On the wedding day, the ceremony began at dawn. The couple dressed in their best traditional attire, offered prayers to Kencho Sum (Triple Gem deity), and lit a butter lamp as a representative token for a happy and prosperous life. After the initial rituals were completed, the couple took part in the two most significant ceremonies: a purification ceremony and a vow renewal ceremony, where the husband and wife exchanged scarves received from a shrine and took ambrosia to symbolize their loyalty to one another. The rituals were also conducted to sanctify the couple and ward off all tribulations from the couple’s lives.
In addition to the Buddhists rituals, a traditional marriage ceremony included an offering of ceremonial scarves, a feast for all the well-wishers, and performances of traditional dances. Usually, the celebratory events lasted for days.
The marriage ceremony has long been an important part of Bhutanese intangible cultural heritage; however, it remains to be recognized and appreciated. In fact, the marriage culture has been dying as the scenario of marriages taking place in Bhutan has completely changed. Today, Bhutanese youth are oblivious to their traditional heritage, and thus, they consider themselves married as soon as they start to live together, regardless of whether an actual wedding ceremony has taken place.
The idea of marriage in Bhutan has shifted drastically over the years. Caught in the web of modernization, not many Bhutanese want to have a marriage ceremony today, and for those who do, it is often an amalgamation of foreign culture with religious rites being replaced with dance party music and English songs, and traditional Bhutanese wines and dishes with Champagne, cakes, and exotic cuisines. Suffice to say, this unique intangible cultural heritage of Bhutan has fallen victim to the effects of modernization. However, the recent royal wedding has rekindled the dying culture of Bhutanese marriage ceremonies, allowing them to gain momentum once again, as many young couples have started to imitate the royal couple.
The royal wedding not only marked a milestone in Bhutanese history but also highlighted the distinctiveness of Bhutanese culture and showed the importance of safeguarding culture in this time of rapid modernization. It was a cultural treat for the people who witnessed their king wed Ashi (Queen) Jetsun Pema in a traditional Bhutanese manner on 13 to 15 October 2011. The three-day ceremony conveyed a strong message: a marriage ceremony is as important as any other cultural heritage, and it is the responsibility of every Bhutanese to keep the culture vibrant.
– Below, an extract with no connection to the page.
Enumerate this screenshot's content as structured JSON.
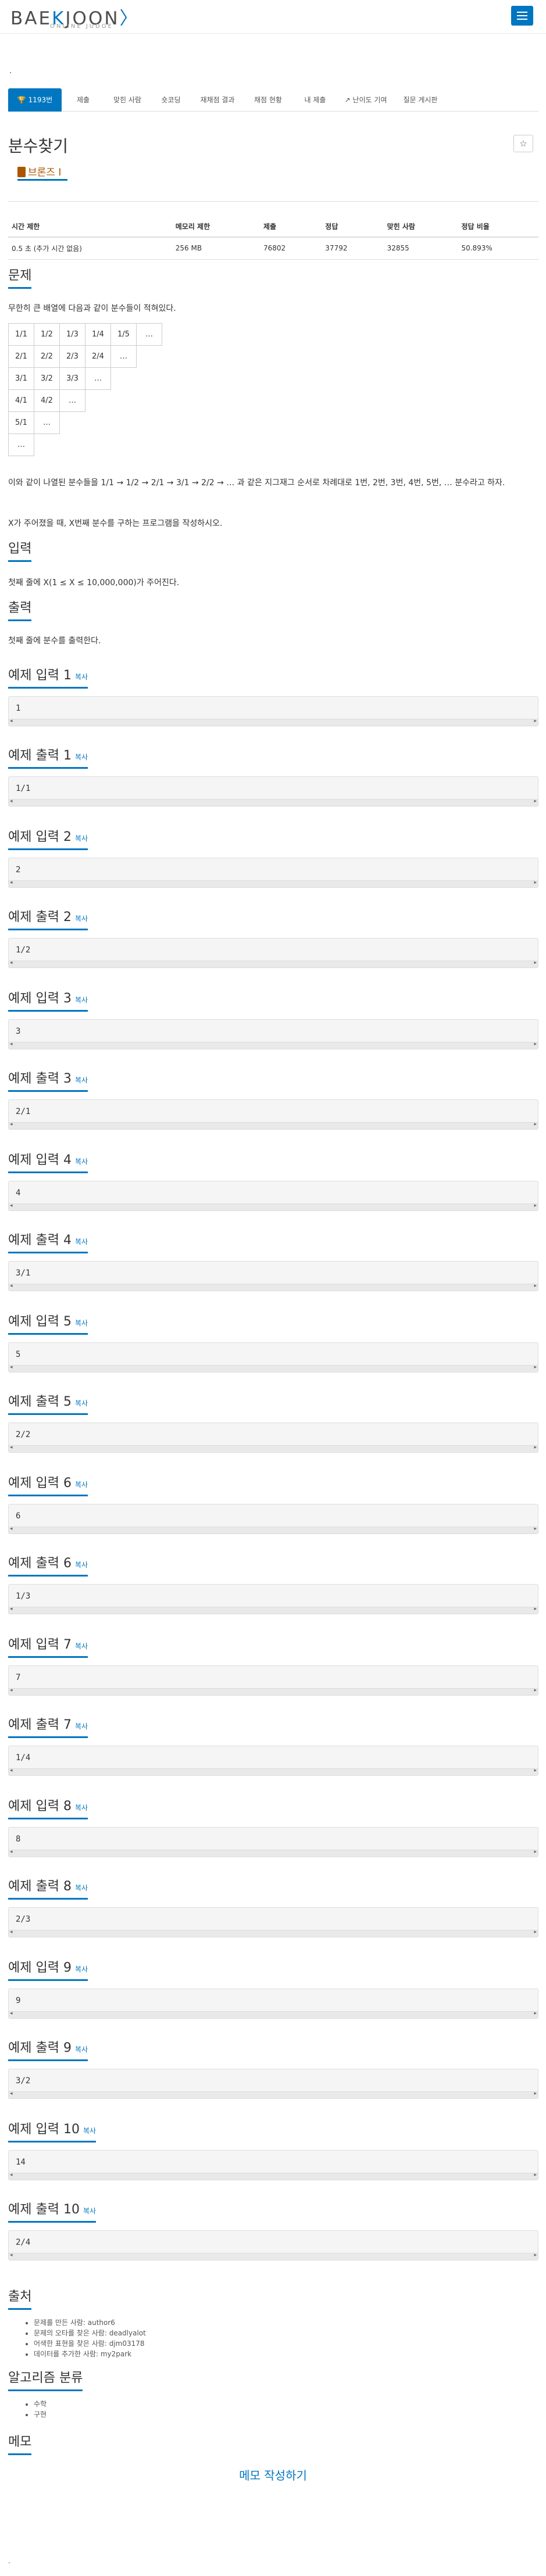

The royal wedding epitomized a traditional Bhutanese wedding ceremony—it was at once simple yet held a sense of grandiosity. Essentially, everything was kept entirely traditional, as was demonstrated by the preparations, songs, dances, mask dances, costumes, and cuisines. Beginning right from the morning tea, all the guests were served traditional Bhutanese cuisine served in bangchungs (traditional Bhutanese dishware made of bamboo) and dapa (plates made of wood). Folk dances were also performed to entertain the guests, thereby revitalizing Bhutanese cultural heritage.
The royal wedding portrayed the beauty and elegance of Bhutanese culture to the outside world, and it was an eye opener for Bhutan, showing how culture could be kept alive, even amid modernization. The rituals conducted, the feast served, and the folk dances performed worked in tandem to show the possibility of cultural continuity in today’s world.
The royal wedding ceremony in its plain grandness was an example that came down from the throne to help safeguard an intangible cultural heritage of Bhutan. Having envisioned that Bhutanese culture needs to be preserved, it was a simple gesture from His Majesty. The modus operandi he chose to preserve culture was by being a role model. Because such initiatives and measures were barely taken by anyone earlier, the intangible cultural heritage of Bhutan was seriously threatened and close to non-existent. However, now that the first step has been taken, part of the dying culture is sure to be reinvigorated.